Racially Profiling: The Whites of East Oakland, Part 1

Sausal Creek splash (Ronald Owens)

This ongoing series explores the unusually diverse racial terrain of the eastside of Oakland, California. It asks members of East Oakland’s varied racial groups why they chose to live there, where they came from, where they’re going, how they see their own race, and what are their experiences with members of other races.

Whites In East Oakland? Part 1: A public health nurse in Maxwell Park

A nurse and her dog. Ron Owens, Oakland Voices 2012.

By Ron Owens

If you were to play a word association game and “East Oakland?” was the question, “white people” probably would not be the answer. Maybe your first association with “East Oakland” would be “crime,” based on all the news reporting that seems to focus on that aspect of what’s happening in that area. And when you think of “crime” in Oakland, you may not conditioned to think of crimes committed by white people.

In the Bay Area’s collective consciousness about East Oakland, white people might not even exist.

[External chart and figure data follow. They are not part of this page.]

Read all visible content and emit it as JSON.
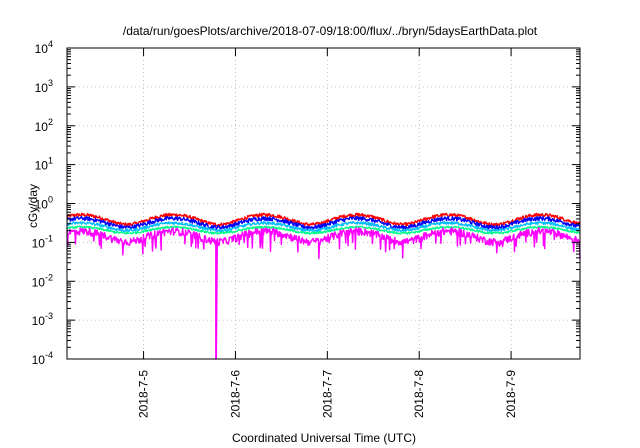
{
  "chart_data": {
    "type": "line",
    "title": "/data/run/goesPlots/archive/2018-07-09/18:00/flux/../bryn/5daysEarthData.plot",
    "xlabel": "Coordinated Universal Time (UTC)",
    "ylabel": "cGy/day",
    "yscale": "log",
    "ylim": [
      0.0001,
      10000
    ],
    "y_ticks": [
      {
        "value": 0.0001,
        "base": "10",
        "exp": "-4"
      },
      {
        "value": 0.001,
        "base": "10",
        "exp": "-3"
      },
      {
        "value": 0.01,
        "base": "10",
        "exp": "-2"
      },
      {
        "value": 0.1,
        "base": "10",
        "exp": "-1"
      },
      {
        "value": 1,
        "base": "10",
        "exp": "0"
      },
      {
        "value": 10,
        "base": "10",
        "exp": "1"
      },
      {
        "value": 100,
        "base": "10",
        "exp": "2"
      },
      {
        "value": 1000,
        "base": "10",
        "exp": "3"
      },
      {
        "value": 10000,
        "base": "10",
        "exp": "4"
      }
    ],
    "xlim": [
      "2018-07-04 04:00",
      "2018-07-09 18:00"
    ],
    "x_ticks": [
      "2018-7-5",
      "2018-7-6",
      "2018-7-7",
      "2018-7-8",
      "2018-7-9"
    ],
    "grid": true,
    "series": [
      {
        "color": "#ff0000",
        "base": 0.4,
        "amp": 0.28,
        "noise": 0.1
      },
      {
        "color": "#0000ff",
        "base": 0.33,
        "amp": 0.26,
        "noise": 0.12
      },
      {
        "color": "#00bbff",
        "base": 0.26,
        "amp": 0.22,
        "noise": 0.08
      },
      {
        "color": "#00ff88",
        "base": 0.21,
        "amp": 0.18,
        "noise": 0.06
      },
      {
        "color": "#ff00ff",
        "base": 0.15,
        "amp": 0.3,
        "noise": 0.22
      }
    ],
    "dropout": {
      "x": "2018-07-05 19:00",
      "min": 0.0001
    }
  }
}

Yet, according to US census website, “white persons” make up 34.5% of Oakland’s population, while “black persons” total just 28%. Of course, those percentages vary from district to district, but it’s certainly not at all unusual to see a white person in any part of Oakland, east or otherwise.

Dena Proctor — a 51-year-old white woman of English and Irish ancestry who laughingly referred to herself as a WASP (White Anglo-Saxon Protestant) — has lived in East Oakland for the past nine years. She moved there from Berkeley to live with her partner when he bought his first home there in 2003.Proctor lives in a modest single family house on the crest of a foothill in the Maxwell Park district, which is centrally located in East Oakland.

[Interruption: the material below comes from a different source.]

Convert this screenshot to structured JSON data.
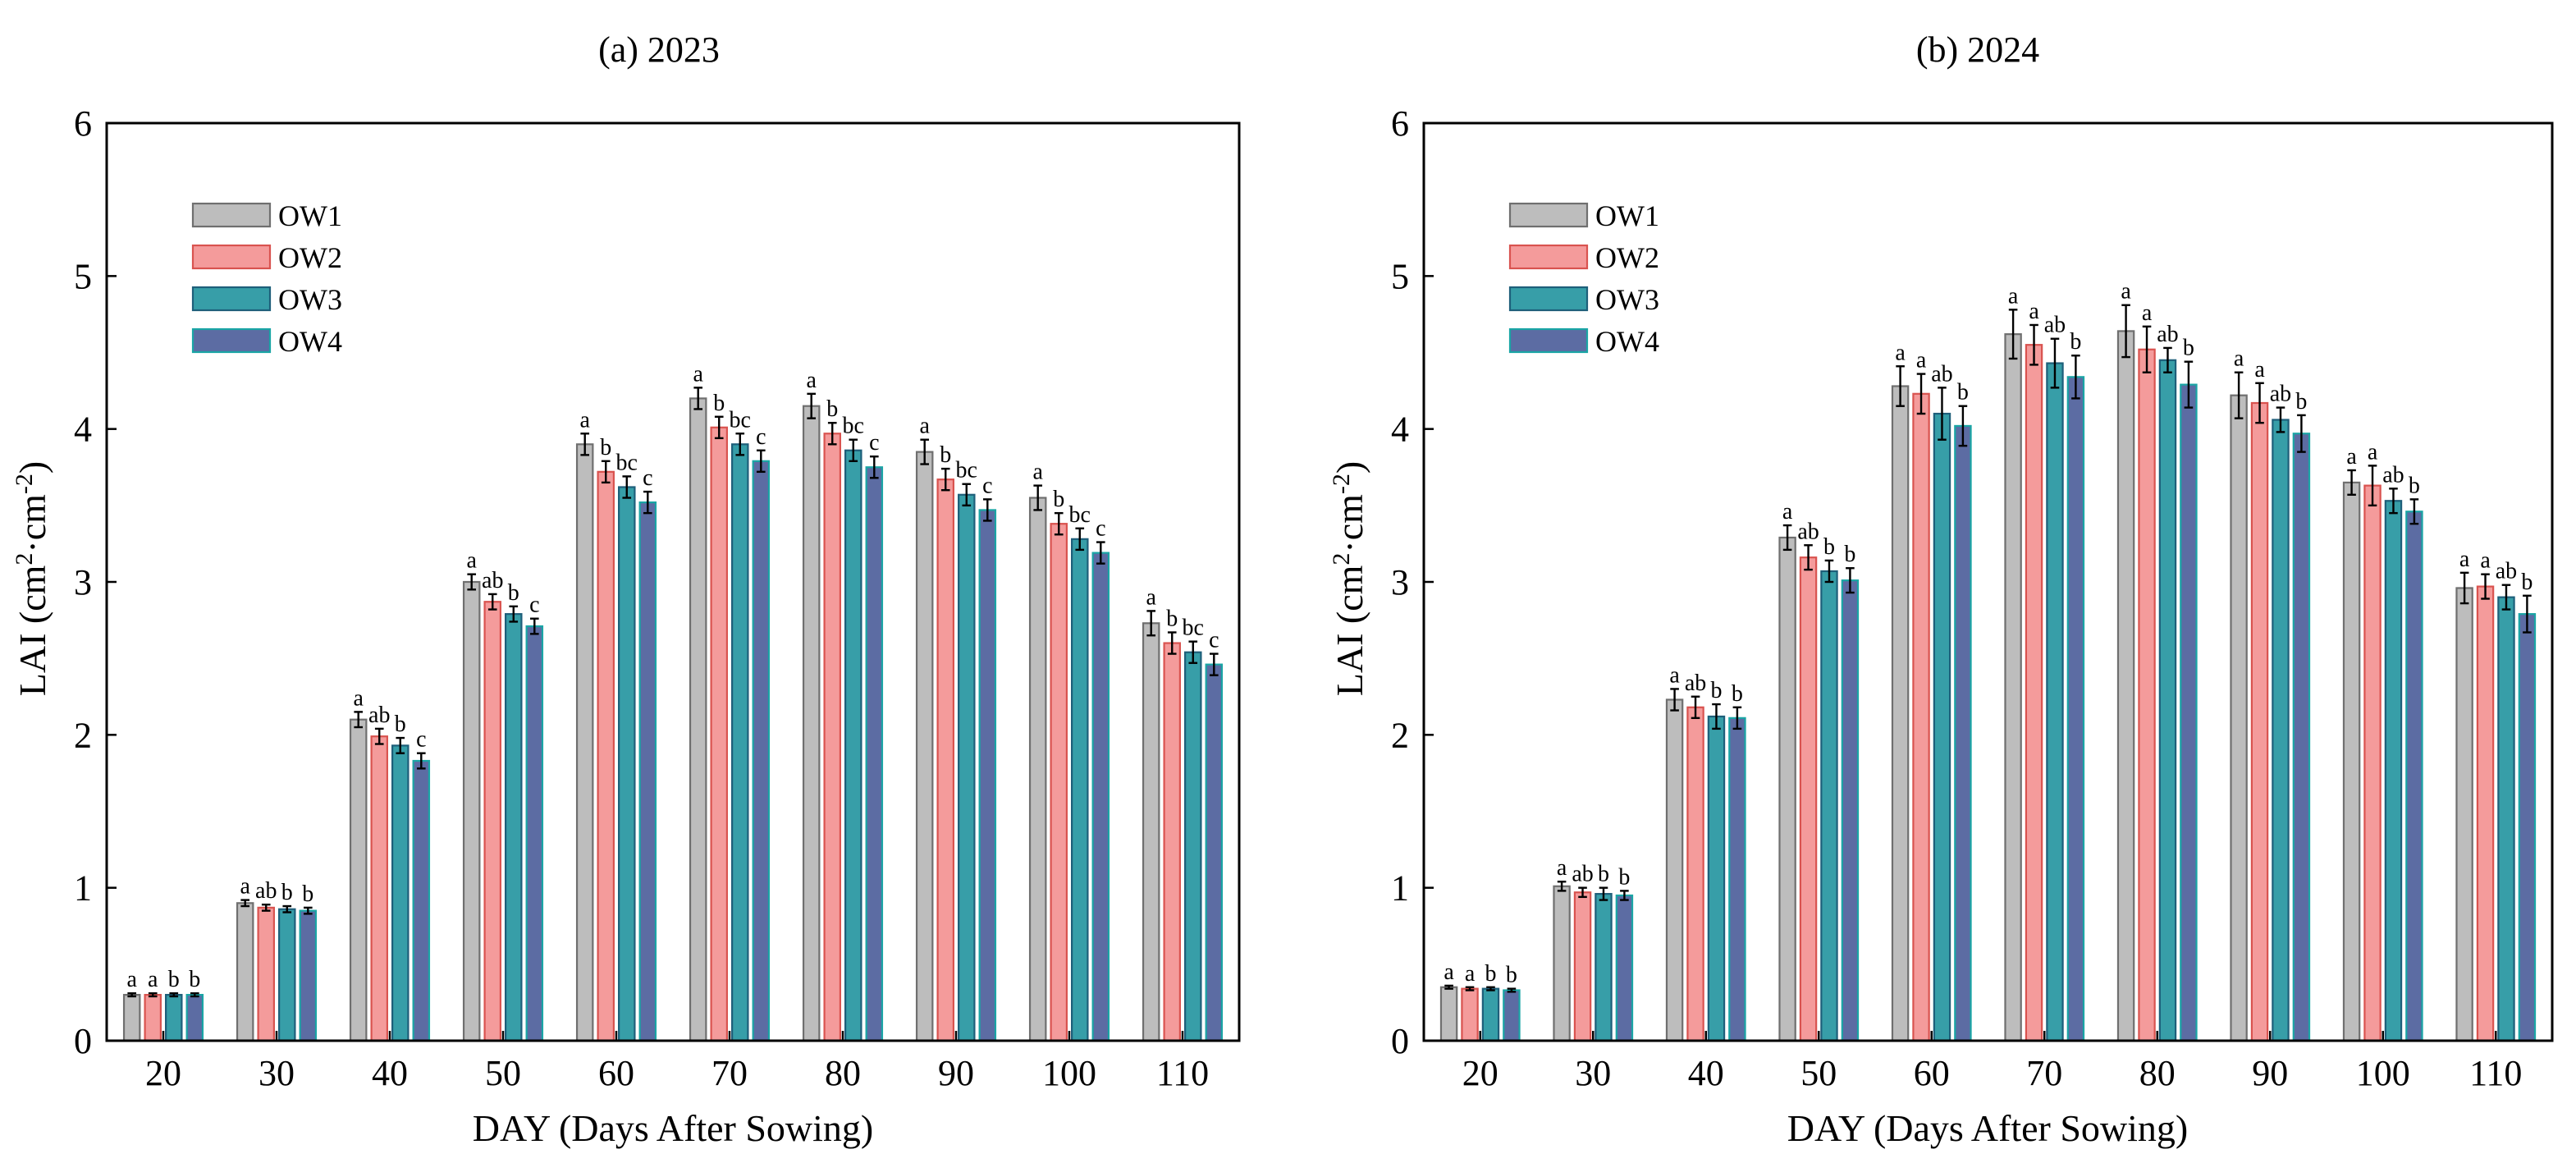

“It’s not slick – there’s an un-slick element,” Proctor said of her neighborhood. “But I really quite like it.” It has its problems, like the guy who apparently operates as an unlicensed car dealer and keeps at least four junky vehicles parked around her house at any given time.

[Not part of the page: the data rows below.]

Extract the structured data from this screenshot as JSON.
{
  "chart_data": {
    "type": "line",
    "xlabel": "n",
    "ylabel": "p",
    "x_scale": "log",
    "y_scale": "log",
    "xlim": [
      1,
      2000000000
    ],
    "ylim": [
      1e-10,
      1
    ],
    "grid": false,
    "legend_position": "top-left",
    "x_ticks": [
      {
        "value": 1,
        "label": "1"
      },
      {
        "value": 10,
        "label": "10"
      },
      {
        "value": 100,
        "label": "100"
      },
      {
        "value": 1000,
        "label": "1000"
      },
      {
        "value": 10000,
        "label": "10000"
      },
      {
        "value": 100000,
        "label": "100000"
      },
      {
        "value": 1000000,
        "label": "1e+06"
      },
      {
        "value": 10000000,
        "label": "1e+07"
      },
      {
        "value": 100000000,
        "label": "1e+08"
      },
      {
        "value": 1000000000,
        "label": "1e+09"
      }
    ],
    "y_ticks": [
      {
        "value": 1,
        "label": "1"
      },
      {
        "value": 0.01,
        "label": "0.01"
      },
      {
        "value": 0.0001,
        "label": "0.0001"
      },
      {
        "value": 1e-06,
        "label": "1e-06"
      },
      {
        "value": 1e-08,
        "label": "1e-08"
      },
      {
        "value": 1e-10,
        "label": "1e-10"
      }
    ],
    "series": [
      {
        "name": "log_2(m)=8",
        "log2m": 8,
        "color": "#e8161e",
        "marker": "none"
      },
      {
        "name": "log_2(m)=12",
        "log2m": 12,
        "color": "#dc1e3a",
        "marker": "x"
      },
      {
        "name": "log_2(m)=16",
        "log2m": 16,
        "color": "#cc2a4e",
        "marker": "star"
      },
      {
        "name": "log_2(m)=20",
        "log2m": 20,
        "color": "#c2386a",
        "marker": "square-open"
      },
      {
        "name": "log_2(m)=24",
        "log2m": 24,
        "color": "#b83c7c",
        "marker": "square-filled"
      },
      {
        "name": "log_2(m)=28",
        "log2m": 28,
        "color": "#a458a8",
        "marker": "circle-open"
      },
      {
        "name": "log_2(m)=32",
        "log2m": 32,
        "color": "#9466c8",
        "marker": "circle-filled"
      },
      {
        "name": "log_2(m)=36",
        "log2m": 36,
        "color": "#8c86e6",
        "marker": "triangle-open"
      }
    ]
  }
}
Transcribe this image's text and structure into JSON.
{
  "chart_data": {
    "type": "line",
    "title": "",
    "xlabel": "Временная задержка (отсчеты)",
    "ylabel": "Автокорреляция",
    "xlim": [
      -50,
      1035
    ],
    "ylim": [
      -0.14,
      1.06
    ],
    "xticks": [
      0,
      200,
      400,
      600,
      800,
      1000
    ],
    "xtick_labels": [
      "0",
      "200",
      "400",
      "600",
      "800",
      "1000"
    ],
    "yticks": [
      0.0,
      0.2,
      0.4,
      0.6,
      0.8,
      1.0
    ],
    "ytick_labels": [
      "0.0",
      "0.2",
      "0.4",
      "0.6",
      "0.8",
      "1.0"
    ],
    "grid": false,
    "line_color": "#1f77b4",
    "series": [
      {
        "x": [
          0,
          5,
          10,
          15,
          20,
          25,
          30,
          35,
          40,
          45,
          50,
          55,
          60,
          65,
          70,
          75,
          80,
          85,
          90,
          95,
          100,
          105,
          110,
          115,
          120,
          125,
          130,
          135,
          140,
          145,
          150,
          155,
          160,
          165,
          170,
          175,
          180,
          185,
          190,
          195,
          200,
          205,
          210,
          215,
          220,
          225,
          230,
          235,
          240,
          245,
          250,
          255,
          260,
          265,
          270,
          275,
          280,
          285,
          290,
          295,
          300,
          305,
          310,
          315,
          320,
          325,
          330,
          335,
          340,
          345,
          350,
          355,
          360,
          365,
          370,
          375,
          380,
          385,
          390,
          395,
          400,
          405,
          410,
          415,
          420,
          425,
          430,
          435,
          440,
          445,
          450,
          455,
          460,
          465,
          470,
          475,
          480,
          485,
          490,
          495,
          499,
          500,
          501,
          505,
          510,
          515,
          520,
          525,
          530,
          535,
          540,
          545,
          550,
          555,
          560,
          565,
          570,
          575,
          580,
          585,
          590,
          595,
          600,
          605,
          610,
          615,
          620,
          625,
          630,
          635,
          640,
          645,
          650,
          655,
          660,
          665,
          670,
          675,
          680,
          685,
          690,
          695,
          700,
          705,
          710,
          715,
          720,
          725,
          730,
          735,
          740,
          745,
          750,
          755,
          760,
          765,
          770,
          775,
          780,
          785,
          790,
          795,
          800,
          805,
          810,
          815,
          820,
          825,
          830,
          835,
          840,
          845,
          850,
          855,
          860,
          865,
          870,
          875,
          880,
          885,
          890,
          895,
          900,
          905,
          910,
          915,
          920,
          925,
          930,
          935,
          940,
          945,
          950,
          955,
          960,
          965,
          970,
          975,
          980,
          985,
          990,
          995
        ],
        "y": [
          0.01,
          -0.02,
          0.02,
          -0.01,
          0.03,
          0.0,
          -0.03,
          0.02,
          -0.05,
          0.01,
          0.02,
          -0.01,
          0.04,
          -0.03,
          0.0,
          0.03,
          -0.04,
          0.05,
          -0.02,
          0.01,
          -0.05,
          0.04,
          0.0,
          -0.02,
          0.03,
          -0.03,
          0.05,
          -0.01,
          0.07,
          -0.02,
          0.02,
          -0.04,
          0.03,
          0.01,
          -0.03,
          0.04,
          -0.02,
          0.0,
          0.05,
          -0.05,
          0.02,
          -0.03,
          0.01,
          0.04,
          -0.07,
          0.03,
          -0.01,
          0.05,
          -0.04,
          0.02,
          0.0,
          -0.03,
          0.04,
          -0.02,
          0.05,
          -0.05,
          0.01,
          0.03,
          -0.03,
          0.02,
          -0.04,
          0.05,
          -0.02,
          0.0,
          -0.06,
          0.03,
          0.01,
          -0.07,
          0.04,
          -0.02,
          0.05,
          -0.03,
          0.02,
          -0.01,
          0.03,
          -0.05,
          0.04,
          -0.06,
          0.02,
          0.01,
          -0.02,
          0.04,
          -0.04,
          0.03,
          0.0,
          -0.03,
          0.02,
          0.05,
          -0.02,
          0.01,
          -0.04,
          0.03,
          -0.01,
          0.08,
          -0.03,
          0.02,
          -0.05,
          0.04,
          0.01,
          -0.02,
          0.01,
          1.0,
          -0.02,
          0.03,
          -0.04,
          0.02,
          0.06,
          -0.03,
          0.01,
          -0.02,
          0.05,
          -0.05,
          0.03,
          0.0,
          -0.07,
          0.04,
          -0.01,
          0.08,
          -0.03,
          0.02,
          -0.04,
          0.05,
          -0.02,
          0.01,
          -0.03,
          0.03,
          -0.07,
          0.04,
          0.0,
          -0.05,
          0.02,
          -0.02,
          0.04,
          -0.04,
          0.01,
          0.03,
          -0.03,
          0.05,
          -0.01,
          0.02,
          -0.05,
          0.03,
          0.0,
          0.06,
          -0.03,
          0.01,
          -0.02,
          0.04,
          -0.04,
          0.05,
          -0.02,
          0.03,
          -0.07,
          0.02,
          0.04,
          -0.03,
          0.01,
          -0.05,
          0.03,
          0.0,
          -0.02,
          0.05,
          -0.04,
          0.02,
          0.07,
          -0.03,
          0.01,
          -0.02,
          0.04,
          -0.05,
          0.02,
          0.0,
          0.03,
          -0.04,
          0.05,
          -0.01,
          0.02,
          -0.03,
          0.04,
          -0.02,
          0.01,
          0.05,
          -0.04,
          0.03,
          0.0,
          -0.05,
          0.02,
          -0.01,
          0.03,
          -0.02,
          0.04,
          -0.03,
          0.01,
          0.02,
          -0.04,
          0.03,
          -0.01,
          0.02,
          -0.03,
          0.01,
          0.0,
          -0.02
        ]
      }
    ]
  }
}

And serious crime has hit close to home, including a home burglary across the street from her house. A woman was robbed at gunpoint down the street as she was coming home from work.

It helps that the neighborhood has a strong community group, Proctor said, although she doesn’t participate in it. She said she has a “waving relationship” with most of her neighbors. Since getting a dog a few years ago, she’s befriended an Italian-American woman in the neighborhood who runs a dog daycare business, and she’s gotten to know other dog owners in the neighborhood.

Does Proctor ever experience any racial hostility? “Kind of, yeah,” she admitted, “but not in any direct way.” There was a road rage incident on MacArthur when a black motorist called her a “white bitch.” But in those situations, people will just pick out any identifiable characteristic to hurl a cheap insult at you, she said.

Intellectually, she knows that too much can be read into appearances, but a young black male strolling through the neighborhood, wearing dreads and his pants cinched at the groin, will put her on alert.

Proctor does have black friends, and in fact her partner is black. She’s also friendly with the interracial couple (black and Asian-American) across the street. And she frequently talks to an elderly African American woman in the neighborhood who slowly makes it up the street with her walker every day, looking to get a little air and a break from her dialysis.

Sausal Creek trail                               (Ronald Owens)

What about gentrification? “If  gentrification means people getting shot while driving in the neighborhood,” Proctor dryly retorted, referencing a shooting that occurred about a week ago, a couple of blocks away from her home. “We haven’t seen any gentrification or any big changes since the market bottomed out,” she said. “One black family moved in the neighborhood within the past year. And even when things were looking up, High Street” ‑ a major artery bordering the Maxwell Park district ‑ “didn’t look any better.”

One of the worst things that happened to Dena in Maxwell Park involved a car accident. It was a hit and run, in which a guy in a beat-up Cadillac sideswiped her Toyota Corolla. Proctor followed the dreadlocked driver and found him few a blocks away, assessing the damage to his car.

She got out of her car and asked him, “What were you thinking? I suppose you don’t have any insurance.” He said, “Yeah, let me just go to my car and get some information.” He went back to his car, jumped in, and took off, she said. Realizing “how stupid it was to chase him,” Proctor got back into her car and went home.

Sausal Creek splash                           (Ronald Owens)

One of Proctor’s favorite places in East Oakland is Sausal Creek Trail near Fruitvale Avenue in Oakland’s Dimond district. She often takes her dog, Kate, there and they disappear into a lush, storybook forest that no one would believe is in the middle of a concrete jungle.

Another much-loved spot is the Mills College pool, which makes aquatics programs available to the local community. Other little gems are the La Farine bakery on Fruitvale and the Peets coffee shop, just a couple of doors down from the bakery.

The best thing about East Oakland? “Just having a home, your own space,” Proctor said. “It’s an affordable neighborhood where, overall, the good outweighs the bad.”

Author Profile

Ronald Owens is a longtime Oakland resident who has lived in East Oakland’s Maxwell Park neighborhood for nine years.